И тут в коридоре, в ореоле света канделябров, которые несли вслед за ней несколько слуг, появилась графиня Альмодис де ла Марш в зеленом блио с золотым шитьем, платье подчеркивало тонкую талию и красиво оттеняло рыжие волосы, на которых красовалась диадема с изумрудами. У Рамона замерло сердце, как и в первый раз при виде графини. Душа его словно застыла, и все вокруг перестало существовать — разговор превратился в невнятный шум, он больше ничего не видел и не слышал, пораженный этим удивительным созданием.
В эту минуту он не мог даже предположить, что Альмодис, супруга графа Тулузского, чувствует то же самое. Впервые ее выдали замуж еще ребенком, и она стала заложницей политических интересов своей родни, дважды развелась и под конец она вышла за человека много старше себя, теперь превратившегося в старика. Благородный облик каталонского рыцаря, его гордая осанка и ясный взгляд пробудили в ее душе незнакомое прежде чувство. Слепой амур пустил стрелу прямо ей в сердце, и графиня внезапно ощутила, как в ее душе рождается страсть и подобно вулканической лаве разливается по телу, проникая до самых костей.
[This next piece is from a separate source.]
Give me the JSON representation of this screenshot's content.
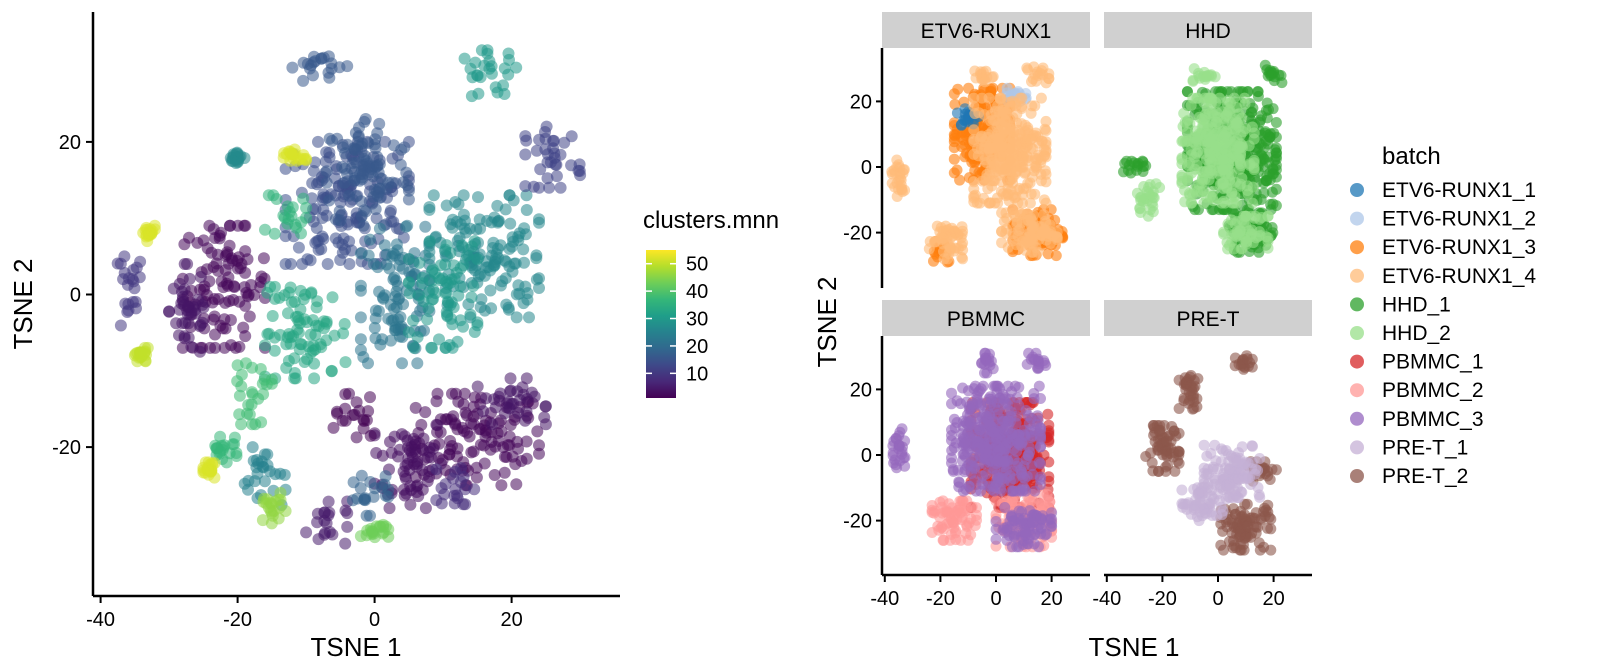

После обычного обмена любезностями приступили к ужину. Альмодис сидела по правую руку от графа Барселонского, аббат — по левую, а Робер де Суриньян — напротив графини. Вышколенные слуги держались, словно бесплотные духи, ожидая малейшего знака высокородных господ. Суп подали в маленьких чашках, из которых его отпивали через край, вылавливая пальцами устриц и фрикадельки. Рамон обратил внимание, что рядом с каждым прибором поставили чашу с душистой водой и кусочками лимона, чтобы каждый мог ополоснуть руки и освежить их лимонной долькой. Затем четверо пажей протянули каждому кусок льняной ткани, чтобы они могли вытереть руки.